Generic drug manufacturers were encouraged on Friday when the Supreme Court granted certiorari in the case of Mutual Pharmaceutical Co. v. Bartlett, No. 12-142 (on appeal from the First Circuit, Bartlett v. Mutual Pham. Co., 678 F.3d 30 (1st Cir. 2012)). The petition asked the Supreme Court to determine the outer edges of what seemed clearly decided in PLIVA, Inc. v. Mensing, 131 S. Ct. 2567 (2011): whether design defect claims against generic drug manufacturers are preempted by federal law. While Mensing held that failure to warn claims against generics are preempted because generic labeling must be identical to brand drug labeling, Bartlett concerns a design defect claim. Plaintiff alleged that even though the generic drug had to be the “same” as the branded drug, the manufacturer should have withdrawn the generic from the market.

The facts underlying the Bartlett case are undeniably tragic. The plaintiff, Karen Bartlett, was prescribed generic sulindac for shoulder pain and developed Steven-Johnson Syndrome/toxic epidermal necrolysis (SJS-TEN), which left her permanently injured and disfigured. Bartlett, 678 F.3d at 34. By the time of trial, the only remaining claim for the jury to decide was whether sulindac was defectively designed. Id. The jury awarded Bartlett $21.06 million in compensatory damages. Id.

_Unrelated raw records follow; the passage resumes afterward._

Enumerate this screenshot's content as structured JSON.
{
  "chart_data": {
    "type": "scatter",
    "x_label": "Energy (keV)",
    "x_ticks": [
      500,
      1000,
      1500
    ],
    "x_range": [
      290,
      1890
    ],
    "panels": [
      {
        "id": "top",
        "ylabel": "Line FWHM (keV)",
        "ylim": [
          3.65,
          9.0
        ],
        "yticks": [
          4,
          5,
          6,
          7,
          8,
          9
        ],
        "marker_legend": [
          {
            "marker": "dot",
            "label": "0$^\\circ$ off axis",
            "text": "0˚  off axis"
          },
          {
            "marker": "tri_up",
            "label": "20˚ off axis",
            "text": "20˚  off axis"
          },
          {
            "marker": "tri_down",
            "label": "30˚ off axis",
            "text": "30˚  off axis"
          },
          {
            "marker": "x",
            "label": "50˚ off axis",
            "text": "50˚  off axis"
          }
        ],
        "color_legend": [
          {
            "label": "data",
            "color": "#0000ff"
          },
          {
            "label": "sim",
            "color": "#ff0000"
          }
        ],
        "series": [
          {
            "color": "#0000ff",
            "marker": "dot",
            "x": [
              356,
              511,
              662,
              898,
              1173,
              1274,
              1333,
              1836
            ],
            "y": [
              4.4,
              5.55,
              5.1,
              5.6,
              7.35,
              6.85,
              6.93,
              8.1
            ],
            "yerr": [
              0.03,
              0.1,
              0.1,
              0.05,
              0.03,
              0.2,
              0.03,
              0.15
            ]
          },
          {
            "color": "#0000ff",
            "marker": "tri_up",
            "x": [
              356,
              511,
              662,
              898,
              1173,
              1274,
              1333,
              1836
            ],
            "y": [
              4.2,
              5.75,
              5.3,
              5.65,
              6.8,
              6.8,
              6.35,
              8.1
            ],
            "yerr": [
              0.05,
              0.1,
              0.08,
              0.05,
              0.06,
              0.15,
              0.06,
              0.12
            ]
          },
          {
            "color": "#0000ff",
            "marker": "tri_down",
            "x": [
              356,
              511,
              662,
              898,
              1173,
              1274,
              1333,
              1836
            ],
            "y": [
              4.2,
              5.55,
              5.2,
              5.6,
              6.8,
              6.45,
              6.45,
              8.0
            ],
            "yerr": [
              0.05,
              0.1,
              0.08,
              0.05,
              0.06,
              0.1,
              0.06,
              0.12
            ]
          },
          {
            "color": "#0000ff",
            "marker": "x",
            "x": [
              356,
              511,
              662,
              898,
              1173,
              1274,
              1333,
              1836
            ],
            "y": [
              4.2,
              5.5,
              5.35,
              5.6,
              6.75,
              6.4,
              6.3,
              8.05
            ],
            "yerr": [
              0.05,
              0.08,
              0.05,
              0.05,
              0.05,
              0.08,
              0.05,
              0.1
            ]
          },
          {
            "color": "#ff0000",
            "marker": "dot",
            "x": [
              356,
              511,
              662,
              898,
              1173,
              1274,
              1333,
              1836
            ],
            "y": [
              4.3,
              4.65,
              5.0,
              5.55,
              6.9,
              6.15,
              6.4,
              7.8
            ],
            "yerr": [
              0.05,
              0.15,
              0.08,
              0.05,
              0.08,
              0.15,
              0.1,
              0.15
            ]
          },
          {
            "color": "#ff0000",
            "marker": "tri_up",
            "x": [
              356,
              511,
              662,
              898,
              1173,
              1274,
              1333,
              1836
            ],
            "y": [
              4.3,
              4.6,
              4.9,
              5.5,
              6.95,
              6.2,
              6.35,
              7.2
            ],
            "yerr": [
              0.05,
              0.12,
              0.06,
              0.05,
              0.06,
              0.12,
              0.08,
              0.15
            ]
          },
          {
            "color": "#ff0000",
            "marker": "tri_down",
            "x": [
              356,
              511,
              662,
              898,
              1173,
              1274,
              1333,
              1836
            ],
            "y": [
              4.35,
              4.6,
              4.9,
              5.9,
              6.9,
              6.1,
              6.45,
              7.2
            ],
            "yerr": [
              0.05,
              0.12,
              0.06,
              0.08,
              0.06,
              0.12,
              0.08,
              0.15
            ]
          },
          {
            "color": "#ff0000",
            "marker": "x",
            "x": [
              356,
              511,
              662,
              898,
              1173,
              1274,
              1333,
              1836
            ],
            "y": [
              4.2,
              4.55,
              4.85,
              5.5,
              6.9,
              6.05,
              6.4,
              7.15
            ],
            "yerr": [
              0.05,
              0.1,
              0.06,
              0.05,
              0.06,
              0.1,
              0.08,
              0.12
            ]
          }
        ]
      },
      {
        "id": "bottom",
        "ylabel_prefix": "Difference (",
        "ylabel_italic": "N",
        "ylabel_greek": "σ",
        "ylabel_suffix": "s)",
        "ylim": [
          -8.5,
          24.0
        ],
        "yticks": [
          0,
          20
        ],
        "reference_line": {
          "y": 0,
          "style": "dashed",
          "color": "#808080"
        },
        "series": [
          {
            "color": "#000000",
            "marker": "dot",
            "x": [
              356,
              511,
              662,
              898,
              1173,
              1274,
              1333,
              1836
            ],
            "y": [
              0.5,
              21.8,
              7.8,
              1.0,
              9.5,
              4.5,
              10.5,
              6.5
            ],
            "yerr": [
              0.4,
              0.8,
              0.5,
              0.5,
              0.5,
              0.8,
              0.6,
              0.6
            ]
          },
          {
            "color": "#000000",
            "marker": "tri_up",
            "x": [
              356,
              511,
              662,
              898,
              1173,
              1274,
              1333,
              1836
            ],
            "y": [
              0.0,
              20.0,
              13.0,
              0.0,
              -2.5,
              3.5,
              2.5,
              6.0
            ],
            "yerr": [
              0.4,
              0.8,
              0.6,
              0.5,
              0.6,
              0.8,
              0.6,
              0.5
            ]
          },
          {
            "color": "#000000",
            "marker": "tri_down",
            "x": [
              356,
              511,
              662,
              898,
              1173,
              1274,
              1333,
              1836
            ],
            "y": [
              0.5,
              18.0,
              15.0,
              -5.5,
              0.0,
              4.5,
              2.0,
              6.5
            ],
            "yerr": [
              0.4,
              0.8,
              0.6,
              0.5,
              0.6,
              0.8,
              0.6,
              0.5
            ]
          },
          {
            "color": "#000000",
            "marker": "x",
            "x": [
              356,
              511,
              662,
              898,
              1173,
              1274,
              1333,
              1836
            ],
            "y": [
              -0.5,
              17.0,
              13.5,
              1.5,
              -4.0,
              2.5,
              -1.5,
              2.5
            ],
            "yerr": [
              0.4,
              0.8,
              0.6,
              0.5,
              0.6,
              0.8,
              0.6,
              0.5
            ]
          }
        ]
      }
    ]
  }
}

On appeal, Mutual argued that design defect claims against generic companies are preempted by federal requirements that generic drugs be the “same” as brand name drugs in all material respects. Id. at 37. Mutual pointed to Mensing and its holding that the “sameness” provisions make it impossible for generic manufacturers to comply with federal labeling requirements and stricter state law requirements arising from failure to warn claims. Id.

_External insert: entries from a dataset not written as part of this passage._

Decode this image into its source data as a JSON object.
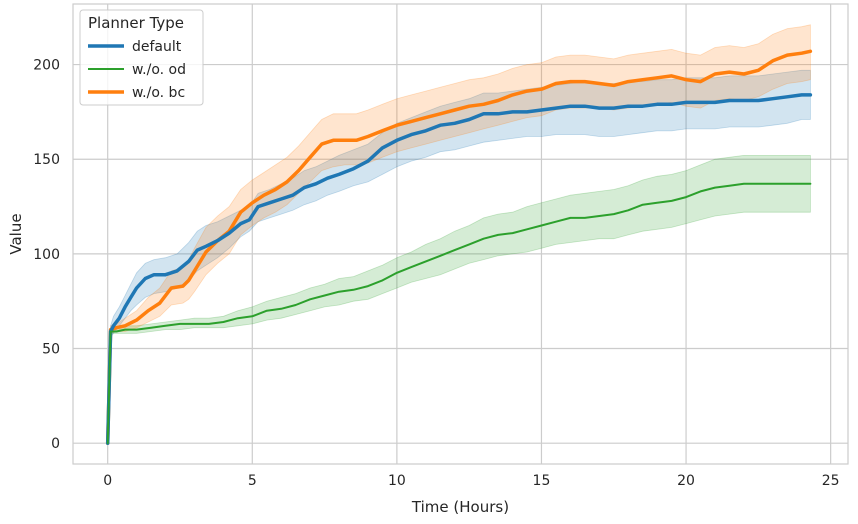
{
  "chart_data": {
    "type": "line",
    "title": "",
    "xlabel": "Time (Hours)",
    "ylabel": "Value",
    "xlim": [
      -1.2,
      25.6
    ],
    "ylim": [
      -11,
      232
    ],
    "xticks": [
      0,
      5,
      10,
      15,
      20,
      25
    ],
    "yticks": [
      0,
      50,
      100,
      150,
      200
    ],
    "grid": true,
    "legend": {
      "title": "Planner Type",
      "position": "top-left"
    },
    "series": [
      {
        "name": "default",
        "color": "#1f77b4",
        "linewidth": 3.5,
        "x": [
          0,
          0.1,
          0.2,
          0.4,
          0.6,
          0.8,
          1,
          1.3,
          1.6,
          2,
          2.4,
          2.8,
          3.1,
          3.4,
          3.8,
          4.2,
          4.6,
          4.9,
          5.2,
          5.6,
          6,
          6.4,
          6.8,
          7.2,
          7.6,
          8,
          8.5,
          9,
          9.5,
          10,
          10.5,
          11,
          11.5,
          12,
          12.5,
          13,
          13.5,
          14,
          14.5,
          15,
          15.5,
          16,
          16.5,
          17,
          17.5,
          18,
          18.5,
          19,
          19.5,
          20,
          20.5,
          21,
          21.5,
          22,
          22.5,
          23,
          23.5,
          24,
          24.3
        ],
        "y": [
          0,
          59,
          62,
          66,
          72,
          77,
          82,
          87,
          89,
          89,
          91,
          96,
          102,
          104,
          107,
          111,
          116,
          118,
          125,
          127,
          129,
          131,
          135,
          137,
          140,
          142,
          145,
          149,
          156,
          160,
          163,
          165,
          168,
          169,
          171,
          174,
          174,
          175,
          175,
          176,
          177,
          178,
          178,
          177,
          177,
          178,
          178,
          179,
          179,
          180,
          180,
          180,
          181,
          181,
          181,
          182,
          183,
          184,
          184
        ],
        "lower": [
          0,
          56,
          58,
          62,
          66,
          70,
          73,
          77,
          79,
          80,
          82,
          86,
          91,
          94,
          98,
          103,
          109,
          112,
          117,
          119,
          121,
          123,
          126,
          128,
          131,
          133,
          136,
          138,
          142,
          146,
          149,
          151,
          154,
          155,
          157,
          159,
          160,
          161,
          162,
          162,
          163,
          163,
          163,
          162,
          162,
          163,
          164,
          165,
          165,
          166,
          166,
          166,
          167,
          167,
          167,
          168,
          169,
          171,
          171
        ],
        "upper": [
          0,
          62,
          67,
          72,
          78,
          84,
          90,
          95,
          97,
          98,
          100,
          106,
          112,
          115,
          117,
          120,
          123,
          125,
          132,
          134,
          137,
          140,
          144,
          146,
          149,
          152,
          155,
          158,
          164,
          169,
          172,
          175,
          178,
          180,
          182,
          185,
          185,
          186,
          187,
          188,
          189,
          190,
          191,
          190,
          190,
          191,
          191,
          192,
          192,
          193,
          193,
          193,
          194,
          194,
          194,
          195,
          196,
          197,
          197
        ]
      },
      {
        "name": "w./o. od",
        "color": "#2ca02c",
        "linewidth": 2,
        "x": [
          0,
          0.1,
          0.3,
          0.6,
          1,
          1.5,
          2,
          2.5,
          3,
          3.5,
          4,
          4.5,
          5,
          5.5,
          6,
          6.5,
          7,
          7.5,
          8,
          8.5,
          9,
          9.5,
          10,
          10.5,
          11,
          11.5,
          12,
          12.5,
          13,
          13.5,
          14,
          14.5,
          15,
          15.5,
          16,
          16.5,
          17,
          17.5,
          18,
          18.5,
          19,
          19.5,
          20,
          20.5,
          21,
          21.5,
          22,
          22.5,
          23,
          23.5,
          24,
          24.3
        ],
        "y": [
          0,
          59,
          59,
          60,
          60,
          61,
          62,
          63,
          63,
          63,
          64,
          66,
          67,
          70,
          71,
          73,
          76,
          78,
          80,
          81,
          83,
          86,
          90,
          93,
          96,
          99,
          102,
          105,
          108,
          110,
          111,
          113,
          115,
          117,
          119,
          119,
          120,
          121,
          123,
          126,
          127,
          128,
          130,
          133,
          135,
          136,
          137,
          137,
          137,
          137,
          137,
          137
        ],
        "lower": [
          0,
          58,
          58,
          58,
          58,
          59,
          60,
          60,
          61,
          61,
          61,
          62,
          63,
          65,
          66,
          68,
          70,
          72,
          73,
          75,
          76,
          79,
          82,
          85,
          87,
          89,
          92,
          95,
          97,
          99,
          100,
          101,
          103,
          105,
          106,
          107,
          108,
          108,
          110,
          112,
          113,
          114,
          116,
          118,
          120,
          121,
          122,
          122,
          122,
          122,
          122,
          122
        ],
        "upper": [
          0,
          60,
          61,
          62,
          62,
          63,
          64,
          65,
          66,
          66,
          67,
          70,
          72,
          75,
          77,
          79,
          82,
          84,
          87,
          88,
          91,
          94,
          98,
          101,
          105,
          108,
          112,
          115,
          119,
          121,
          122,
          125,
          127,
          129,
          131,
          132,
          133,
          134,
          136,
          139,
          141,
          142,
          144,
          147,
          150,
          151,
          152,
          152,
          152,
          152,
          152,
          152
        ]
      },
      {
        "name": "w./o. bc",
        "color": "#ff7f0e",
        "linewidth": 3.5,
        "x": [
          0,
          0.1,
          0.3,
          0.6,
          1,
          1.4,
          1.8,
          2.2,
          2.6,
          2.8,
          3,
          3.4,
          3.8,
          4.2,
          4.6,
          5,
          5.4,
          5.8,
          6.2,
          6.6,
          7,
          7.4,
          7.8,
          8.2,
          8.6,
          9,
          9.5,
          10,
          10.5,
          11,
          11.5,
          12,
          12.5,
          13,
          13.5,
          14,
          14.5,
          15,
          15.5,
          16,
          16.5,
          17,
          17.5,
          18,
          18.5,
          19,
          19.5,
          20,
          20.5,
          21,
          21.5,
          22,
          22.5,
          23,
          23.5,
          24,
          24.3
        ],
        "y": [
          0,
          60,
          61,
          62,
          65,
          70,
          74,
          82,
          83,
          86,
          91,
          101,
          107,
          112,
          122,
          127,
          131,
          134,
          138,
          144,
          151,
          158,
          160,
          160,
          160,
          162,
          165,
          168,
          170,
          172,
          174,
          176,
          178,
          179,
          181,
          184,
          186,
          187,
          190,
          191,
          191,
          190,
          189,
          191,
          192,
          193,
          194,
          192,
          191,
          195,
          196,
          195,
          197,
          202,
          205,
          206,
          207
        ],
        "lower": [
          0,
          58,
          59,
          59,
          61,
          64,
          67,
          73,
          74,
          76,
          80,
          89,
          95,
          100,
          110,
          115,
          119,
          122,
          126,
          132,
          138,
          144,
          146,
          147,
          147,
          148,
          151,
          154,
          156,
          158,
          160,
          162,
          164,
          166,
          168,
          170,
          172,
          173,
          176,
          177,
          177,
          177,
          176,
          177,
          178,
          179,
          180,
          178,
          177,
          181,
          182,
          181,
          183,
          187,
          190,
          191,
          192
        ],
        "upper": [
          0,
          62,
          63,
          66,
          70,
          77,
          82,
          91,
          93,
          97,
          103,
          114,
          120,
          125,
          134,
          139,
          143,
          147,
          151,
          157,
          164,
          171,
          174,
          174,
          174,
          176,
          179,
          182,
          184,
          186,
          188,
          190,
          192,
          193,
          195,
          198,
          200,
          201,
          204,
          205,
          205,
          204,
          203,
          205,
          206,
          207,
          208,
          206,
          205,
          209,
          210,
          209,
          211,
          216,
          219,
          220,
          221
        ]
      }
    ]
  }
}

Although the First Circuit recognized that “Mutual cannot legally make sulindac in another composition,” the jury verdict was upheld because Mutual “certainly can choose not to make the drug at all . . . .” Id. This decision marked a departure from numerous cases that had previously rejected a duty to recall. See, e.g., Lance v. Wyeth, 4 A.3d 160 (Pa. Super. Ct. 2010); Moore v. Mylan, Inc., 840 F. Supp. 2d 1337, 1352 n.14 (N.D. Ga. 2012); Coney v. Mylan Pharms, Inc., No. 6:11-cv-35, 2012 WL 170143, at *5 (S.D. Ga. Jan. 19, 2012); In re Fosamax Prods. Liab. Litig. (No. II), MDL 2243, 2011 WL 5903623, at *6 n.5 (D.N.J. Nov. 21, 2011).

The Bartlett opinion mobilized the generic pharmaceutical industry, prompting an amicus brief by the Generic Pharmaceutical Association (“GPhA”). The GPhA urged the Court to accept certiorari in light of Congress’s intent to make generic drugs more accessible through the Hatch-Waxman Amendments. Allowing Bartlett to stand “would drive generics from the market—essentially winding back the clocks to 1983, when skyrocketing healthcare costs prompted Congress to take action in the first place.” GPhA Amicus Brief, at 18-19.

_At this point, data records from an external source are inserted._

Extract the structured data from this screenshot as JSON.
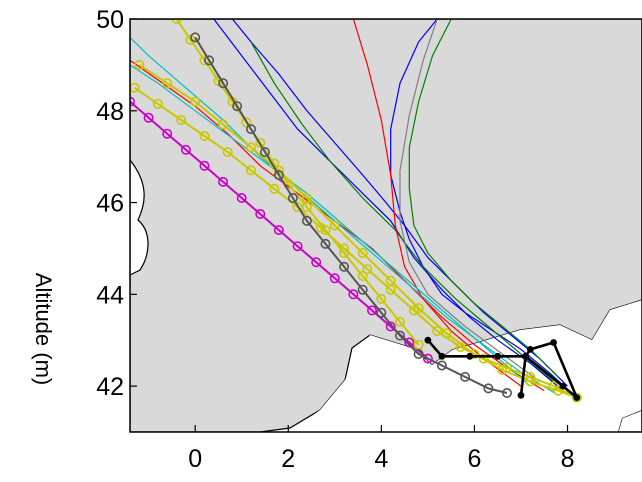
{
  "chart_data": {
    "type": "line",
    "xlabel": "",
    "ylabel": "Altitude (m)",
    "xlim": [
      -1.4,
      9.6
    ],
    "ylim": [
      41.0,
      50.0
    ],
    "xticks": [
      0,
      2,
      4,
      6,
      8
    ],
    "yticks": [
      42,
      44,
      46,
      48,
      50
    ],
    "grid": false,
    "background_land": "#d9d9d9",
    "background_sea": "#ffffff",
    "series": [
      {
        "color": "#0000ff",
        "marker": "none",
        "x": [
          8.2,
          7.6,
          7.0,
          6.4,
          5.8,
          5.3,
          4.9,
          4.6,
          4.4,
          4.2,
          4.2,
          4.4,
          4.8,
          5.2
        ],
        "y": [
          41.75,
          42.3,
          42.8,
          43.2,
          43.6,
          44.0,
          44.6,
          45.2,
          45.8,
          46.6,
          47.6,
          48.6,
          49.5,
          50.0
        ]
      },
      {
        "color": "#0000ff",
        "marker": "none",
        "x": [
          8.0,
          7.4,
          6.8,
          6.2,
          5.6,
          5.0,
          4.5,
          4.1,
          3.6,
          3.0,
          2.4,
          1.8,
          1.2,
          0.8
        ],
        "y": [
          42.0,
          42.6,
          43.1,
          43.6,
          44.2,
          44.8,
          45.5,
          46.0,
          46.6,
          47.3,
          48.0,
          48.8,
          49.5,
          50.0
        ]
      },
      {
        "color": "#0000ff",
        "marker": "none",
        "x": [
          7.9,
          7.2,
          6.5,
          5.9,
          5.3,
          4.7,
          4.2,
          3.6,
          2.9,
          2.2,
          1.6,
          1.0,
          0.4
        ],
        "y": [
          41.9,
          42.5,
          43.0,
          43.5,
          44.1,
          44.8,
          45.6,
          46.2,
          46.9,
          47.6,
          48.4,
          49.2,
          50.0
        ]
      },
      {
        "color": "#008000",
        "marker": "none",
        "x": [
          7.8,
          7.2,
          6.6,
          6.0,
          5.5,
          5.0,
          4.7,
          4.6,
          4.6,
          4.8,
          5.1,
          5.5
        ],
        "y": [
          42.2,
          42.8,
          43.3,
          43.8,
          44.3,
          44.9,
          45.5,
          46.3,
          47.2,
          48.2,
          49.2,
          50.0
        ]
      },
      {
        "color": "#008000",
        "marker": "none",
        "x": [
          7.7,
          7.0,
          6.3,
          5.6,
          4.9,
          4.3,
          3.6,
          2.9,
          2.3,
          1.7,
          1.2
        ],
        "y": [
          42.1,
          42.7,
          43.3,
          43.9,
          44.6,
          45.4,
          46.1,
          46.9,
          47.7,
          48.6,
          49.5
        ]
      },
      {
        "color": "#ff0000",
        "marker": "none",
        "x": [
          7.0,
          6.2,
          5.5,
          4.9,
          4.5,
          4.3,
          4.2,
          4.0,
          3.7,
          3.4
        ],
        "y": [
          42.0,
          42.6,
          43.2,
          43.9,
          44.6,
          45.5,
          46.6,
          47.8,
          49.0,
          50.0
        ]
      },
      {
        "color": "#ff0000",
        "marker": "none",
        "x": [
          7.5,
          6.7,
          6.0,
          5.3,
          4.6,
          3.8,
          3.0,
          2.2,
          1.4,
          0.7,
          0.0,
          -0.7,
          -1.4
        ],
        "y": [
          41.9,
          42.4,
          42.9,
          43.5,
          44.2,
          45.0,
          45.6,
          46.2,
          46.8,
          47.5,
          48.1,
          48.6,
          49.1
        ]
      },
      {
        "color": "#00bfbf",
        "marker": "none",
        "x": [
          7.8,
          7.0,
          6.2,
          5.4,
          4.6,
          3.8,
          3.0,
          2.2,
          1.4,
          0.6,
          -0.2,
          -1.0,
          -1.4
        ],
        "y": [
          41.8,
          42.3,
          42.9,
          43.5,
          44.2,
          44.9,
          45.6,
          46.3,
          47.0,
          47.8,
          48.5,
          49.2,
          49.6
        ]
      },
      {
        "color": "#00bfbf",
        "marker": "none",
        "x": [
          7.2,
          6.4,
          5.6,
          4.8,
          4.0,
          3.2,
          2.4,
          1.6,
          0.8,
          0.0,
          -0.8,
          -1.4
        ],
        "y": [
          42.0,
          42.7,
          43.4,
          44.1,
          44.8,
          45.5,
          46.2,
          46.8,
          47.4,
          48.0,
          48.6,
          49.0
        ]
      },
      {
        "color": "#808080",
        "marker": "none",
        "x": [
          7.4,
          6.6,
          5.8,
          5.0,
          4.6,
          4.4,
          4.4,
          4.6,
          4.9,
          5.2
        ],
        "y": [
          42.1,
          42.7,
          43.3,
          44.0,
          44.7,
          45.6,
          46.7,
          47.9,
          49.1,
          50.0
        ]
      },
      {
        "color": "#cc00cc",
        "marker": "o",
        "x": [
          -1.4,
          -1.0,
          -0.6,
          -0.2,
          0.2,
          0.6,
          1.0,
          1.4,
          1.8,
          2.2,
          2.6,
          3.0,
          3.4,
          3.8,
          4.2,
          4.6,
          5.0
        ],
        "y": [
          48.2,
          47.85,
          47.5,
          47.15,
          46.8,
          46.45,
          46.1,
          45.75,
          45.4,
          45.05,
          44.7,
          44.35,
          44.0,
          43.65,
          43.3,
          42.95,
          42.6
        ]
      },
      {
        "color": "#c8c800",
        "marker": "o",
        "x": [
          -1.3,
          -0.8,
          -0.3,
          0.2,
          0.7,
          1.2,
          1.7,
          2.2,
          2.7,
          3.2,
          3.7,
          4.2,
          4.7,
          5.2,
          5.7,
          6.2,
          6.7,
          7.2,
          7.7,
          8.2
        ],
        "y": [
          48.5,
          48.15,
          47.8,
          47.45,
          47.1,
          46.7,
          46.3,
          45.9,
          45.45,
          45.0,
          44.55,
          44.1,
          43.65,
          43.2,
          42.85,
          42.6,
          42.4,
          42.2,
          42.0,
          41.75
        ]
      },
      {
        "color": "#c8c800",
        "marker": "o",
        "x": [
          -1.2,
          -0.6,
          0.0,
          0.6,
          1.2,
          1.8,
          2.4,
          3.0,
          3.6,
          4.2,
          4.8,
          5.4,
          6.0,
          6.6,
          7.2,
          7.8,
          8.2
        ],
        "y": [
          49.0,
          48.6,
          48.2,
          47.7,
          47.2,
          46.7,
          46.1,
          45.5,
          44.9,
          44.3,
          43.7,
          43.15,
          42.7,
          42.35,
          42.1,
          41.9,
          41.75
        ]
      },
      {
        "color": "#c8c800",
        "marker": "o",
        "x": [
          -0.4,
          -0.1,
          0.2,
          0.5,
          0.8,
          1.1,
          1.4,
          1.7,
          2.0,
          2.4,
          2.8,
          3.2,
          3.6,
          4.0,
          4.4,
          4.8
        ],
        "y": [
          50.0,
          49.55,
          49.1,
          48.65,
          48.2,
          47.75,
          47.3,
          46.85,
          46.4,
          45.9,
          45.4,
          44.9,
          44.4,
          43.9,
          43.4,
          42.9
        ]
      },
      {
        "color": "#555555",
        "marker": "o",
        "x": [
          0.0,
          0.3,
          0.6,
          0.9,
          1.2,
          1.5,
          1.8,
          2.1,
          2.4,
          2.8,
          3.2,
          3.6,
          4.0,
          4.4,
          4.8,
          5.3,
          5.8,
          6.3,
          6.7
        ],
        "y": [
          49.6,
          49.1,
          48.6,
          48.1,
          47.6,
          47.1,
          46.6,
          46.1,
          45.6,
          45.1,
          44.6,
          44.1,
          43.6,
          43.1,
          42.7,
          42.45,
          42.2,
          41.95,
          41.85
        ]
      },
      {
        "color": "#000000",
        "marker": "dot",
        "x": [
          5.0,
          5.3,
          5.9,
          6.5,
          7.1,
          7.2,
          7.7,
          8.2,
          7.9,
          7.1,
          7.0
        ],
        "y": [
          43.0,
          42.65,
          42.65,
          42.65,
          42.65,
          42.8,
          42.95,
          41.75,
          42.0,
          42.65,
          41.8
        ]
      }
    ]
  }
}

While generic pharmaceutical manufacturers and the plaintiffs’ bar are sure to monitor Bartlett with a close eye, if Bartlett is affirmed the implications are likely to reach far beyond just the pharmaceutical industry. A duty to withdraw from the market could potentially affect any product manufacturer subject to federal requirements. Under Bartlett, any “conflict” with federal law could simply be avoided by withdrawing a product from the market, essentially eliminating all implied preemption defenses. Where the Court is leaning may become more apparent during oral argument, which is likely to occur in March, and product manufacturers should look for the Court’s opinion around June 2013.